I took my Grandma and Uncle Kenny bob up to see him yesterday. He was so happy to see us. He looks so small in his bed. I hate seeing all the tubes going in him. It breaks my heart to see him so sick. He reached for my hand when I got there and told me how happy he was to see me and thanked me for coming. It broke my heart more. Ive always been closer to my other grandpa, my papa. But Grandpa Jack has a special place in my heart. He is so loving, so kind, so soft spoken. I regret not seeing him more often. He kept telling me how much he loved me during the day. I can tell he is scared. I wish I could take that fear away. He has lost 2 brothers this year and I know that that is what he is thinking about. I know he is in good hands. He has great nurses and a member of the family is there 24 hours a day to help keep him calm. I just want him better.
Kevin can't understand why I am so upset. He isn't close with his family. He just keeps saying its a part of life, if its meant to be its meant to be. But he doesnt realize that that doesnt make it hurt any less. It doesnt make me less scared that he is going to pass away.
It doesnt help me emotionally that my papa has been declining as well. Momo and Papa practically raised us. I lived with them for several years, both as a child and as an adult. Papa's memory is fading more everyday and it is so painful to watch. Its worse yet because he knows its happening too. He got lost the other day driving for an hour and a half and ended up 30 miles away from where he was supposed to be.

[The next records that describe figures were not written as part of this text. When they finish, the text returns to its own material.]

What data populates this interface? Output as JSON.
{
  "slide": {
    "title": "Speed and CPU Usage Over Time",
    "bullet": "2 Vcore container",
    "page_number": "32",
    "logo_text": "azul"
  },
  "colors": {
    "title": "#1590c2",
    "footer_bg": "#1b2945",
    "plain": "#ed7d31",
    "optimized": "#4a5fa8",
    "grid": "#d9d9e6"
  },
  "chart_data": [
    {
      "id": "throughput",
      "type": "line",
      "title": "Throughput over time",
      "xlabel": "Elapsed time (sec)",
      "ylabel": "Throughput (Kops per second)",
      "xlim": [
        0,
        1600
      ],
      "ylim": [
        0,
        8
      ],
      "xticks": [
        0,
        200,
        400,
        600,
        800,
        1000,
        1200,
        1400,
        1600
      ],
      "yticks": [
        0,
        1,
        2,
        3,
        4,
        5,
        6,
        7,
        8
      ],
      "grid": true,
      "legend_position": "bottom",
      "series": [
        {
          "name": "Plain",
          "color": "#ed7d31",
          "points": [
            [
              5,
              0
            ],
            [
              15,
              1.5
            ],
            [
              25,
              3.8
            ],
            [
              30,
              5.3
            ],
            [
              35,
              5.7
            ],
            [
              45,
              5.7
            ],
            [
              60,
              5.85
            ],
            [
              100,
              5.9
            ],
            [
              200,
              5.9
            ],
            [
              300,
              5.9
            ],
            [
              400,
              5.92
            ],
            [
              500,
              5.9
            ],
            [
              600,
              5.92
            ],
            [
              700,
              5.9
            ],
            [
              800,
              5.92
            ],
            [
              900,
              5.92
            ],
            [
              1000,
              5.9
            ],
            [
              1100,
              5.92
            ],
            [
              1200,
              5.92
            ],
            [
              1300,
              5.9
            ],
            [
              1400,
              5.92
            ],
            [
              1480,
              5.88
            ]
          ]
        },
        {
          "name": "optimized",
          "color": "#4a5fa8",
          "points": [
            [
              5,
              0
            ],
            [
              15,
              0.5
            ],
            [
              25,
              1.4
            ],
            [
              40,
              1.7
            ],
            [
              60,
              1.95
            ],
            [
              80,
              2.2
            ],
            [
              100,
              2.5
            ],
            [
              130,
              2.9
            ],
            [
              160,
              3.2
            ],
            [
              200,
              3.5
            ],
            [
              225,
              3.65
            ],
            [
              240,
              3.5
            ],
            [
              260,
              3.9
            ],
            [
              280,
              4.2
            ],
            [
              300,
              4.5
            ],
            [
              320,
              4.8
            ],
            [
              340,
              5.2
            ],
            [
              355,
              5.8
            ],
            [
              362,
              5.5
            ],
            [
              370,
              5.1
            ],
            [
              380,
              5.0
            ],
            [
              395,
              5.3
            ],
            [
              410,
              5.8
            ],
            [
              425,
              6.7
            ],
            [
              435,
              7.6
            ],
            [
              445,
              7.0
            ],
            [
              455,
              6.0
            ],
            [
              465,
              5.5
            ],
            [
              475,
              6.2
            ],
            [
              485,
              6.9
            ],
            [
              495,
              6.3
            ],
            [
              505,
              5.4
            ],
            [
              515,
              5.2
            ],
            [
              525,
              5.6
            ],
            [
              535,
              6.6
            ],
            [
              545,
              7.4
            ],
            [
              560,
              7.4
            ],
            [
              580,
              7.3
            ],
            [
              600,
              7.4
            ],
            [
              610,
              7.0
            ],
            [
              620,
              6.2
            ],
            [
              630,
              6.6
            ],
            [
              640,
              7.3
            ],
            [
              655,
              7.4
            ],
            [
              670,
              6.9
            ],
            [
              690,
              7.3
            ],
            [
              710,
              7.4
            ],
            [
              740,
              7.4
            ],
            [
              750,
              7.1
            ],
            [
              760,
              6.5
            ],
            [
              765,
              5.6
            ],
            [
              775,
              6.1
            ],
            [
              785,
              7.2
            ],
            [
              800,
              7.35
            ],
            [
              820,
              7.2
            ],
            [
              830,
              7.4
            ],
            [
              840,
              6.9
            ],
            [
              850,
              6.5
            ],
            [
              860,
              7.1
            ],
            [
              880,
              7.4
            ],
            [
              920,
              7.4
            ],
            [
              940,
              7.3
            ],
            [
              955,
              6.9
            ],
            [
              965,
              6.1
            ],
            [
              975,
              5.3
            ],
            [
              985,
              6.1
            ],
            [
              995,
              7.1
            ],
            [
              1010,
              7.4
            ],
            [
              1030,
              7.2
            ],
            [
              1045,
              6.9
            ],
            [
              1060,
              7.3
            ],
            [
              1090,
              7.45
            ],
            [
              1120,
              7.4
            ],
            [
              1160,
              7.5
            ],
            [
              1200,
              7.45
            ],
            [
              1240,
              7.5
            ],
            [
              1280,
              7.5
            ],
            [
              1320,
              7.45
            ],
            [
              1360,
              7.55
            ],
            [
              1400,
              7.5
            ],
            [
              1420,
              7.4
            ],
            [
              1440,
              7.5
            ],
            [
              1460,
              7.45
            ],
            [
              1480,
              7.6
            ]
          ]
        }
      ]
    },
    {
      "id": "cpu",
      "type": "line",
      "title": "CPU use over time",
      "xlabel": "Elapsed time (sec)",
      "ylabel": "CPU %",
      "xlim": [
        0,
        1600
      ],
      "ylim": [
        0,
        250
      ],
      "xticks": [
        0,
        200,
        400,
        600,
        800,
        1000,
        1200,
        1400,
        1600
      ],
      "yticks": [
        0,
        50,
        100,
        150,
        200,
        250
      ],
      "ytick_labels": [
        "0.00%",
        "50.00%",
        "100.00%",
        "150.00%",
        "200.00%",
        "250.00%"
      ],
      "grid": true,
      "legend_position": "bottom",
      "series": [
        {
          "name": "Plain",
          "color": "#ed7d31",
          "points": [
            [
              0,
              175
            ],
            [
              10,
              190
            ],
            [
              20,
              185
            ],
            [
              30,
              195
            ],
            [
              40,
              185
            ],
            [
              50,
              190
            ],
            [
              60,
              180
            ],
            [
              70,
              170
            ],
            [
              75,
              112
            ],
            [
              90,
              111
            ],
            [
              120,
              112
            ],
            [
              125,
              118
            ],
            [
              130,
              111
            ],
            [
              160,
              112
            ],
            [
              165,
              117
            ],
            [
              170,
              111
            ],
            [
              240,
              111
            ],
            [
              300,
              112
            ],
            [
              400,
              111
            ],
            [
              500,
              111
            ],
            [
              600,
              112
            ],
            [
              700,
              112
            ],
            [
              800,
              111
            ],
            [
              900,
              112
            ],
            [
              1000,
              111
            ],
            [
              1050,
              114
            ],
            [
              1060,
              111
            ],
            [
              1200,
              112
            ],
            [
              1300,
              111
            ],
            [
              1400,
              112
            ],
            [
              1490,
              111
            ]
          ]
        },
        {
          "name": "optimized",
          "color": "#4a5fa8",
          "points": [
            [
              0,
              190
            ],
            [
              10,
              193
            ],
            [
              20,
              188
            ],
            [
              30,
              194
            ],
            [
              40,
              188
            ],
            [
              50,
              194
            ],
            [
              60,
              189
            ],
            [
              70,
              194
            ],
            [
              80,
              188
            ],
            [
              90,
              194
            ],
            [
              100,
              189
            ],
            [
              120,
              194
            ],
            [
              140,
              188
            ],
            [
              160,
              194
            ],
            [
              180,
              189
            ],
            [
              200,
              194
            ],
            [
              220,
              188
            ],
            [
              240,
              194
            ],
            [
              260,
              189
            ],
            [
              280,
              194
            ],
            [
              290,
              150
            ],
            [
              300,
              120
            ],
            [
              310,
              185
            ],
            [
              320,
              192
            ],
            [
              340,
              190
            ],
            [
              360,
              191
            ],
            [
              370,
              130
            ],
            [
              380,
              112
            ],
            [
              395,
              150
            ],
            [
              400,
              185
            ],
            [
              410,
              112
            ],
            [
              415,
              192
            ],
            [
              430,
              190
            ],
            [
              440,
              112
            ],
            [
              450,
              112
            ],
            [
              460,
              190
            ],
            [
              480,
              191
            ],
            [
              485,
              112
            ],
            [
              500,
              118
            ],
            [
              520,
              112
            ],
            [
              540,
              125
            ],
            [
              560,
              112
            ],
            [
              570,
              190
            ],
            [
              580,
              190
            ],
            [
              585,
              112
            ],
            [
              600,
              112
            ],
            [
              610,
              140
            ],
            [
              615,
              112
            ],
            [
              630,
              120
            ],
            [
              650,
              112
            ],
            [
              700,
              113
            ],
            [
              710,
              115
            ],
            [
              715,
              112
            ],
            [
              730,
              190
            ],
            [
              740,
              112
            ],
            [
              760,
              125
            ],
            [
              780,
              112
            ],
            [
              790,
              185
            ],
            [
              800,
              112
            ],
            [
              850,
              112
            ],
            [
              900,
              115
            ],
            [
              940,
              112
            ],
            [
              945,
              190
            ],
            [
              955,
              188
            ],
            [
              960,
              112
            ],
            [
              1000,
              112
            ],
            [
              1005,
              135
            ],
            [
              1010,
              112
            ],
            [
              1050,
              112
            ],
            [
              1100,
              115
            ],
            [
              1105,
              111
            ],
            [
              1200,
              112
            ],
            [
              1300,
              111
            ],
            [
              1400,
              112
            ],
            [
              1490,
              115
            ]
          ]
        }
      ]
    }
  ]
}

He said he just kept driving til he saw something he recognized. Problem is, he was driving down coutry roads that he has driven on his entire life. He didn't recognize anything til he saw President Hayes' home in Fremont. Its so hard to deal with.
I know that death is inevitable. I know that you have to sometimes let people go. Im just not ready to let go of either one of my grandpas yet. I don't think they are ready to let go either. Please keep my grandpas in your thoughts. I love them so much.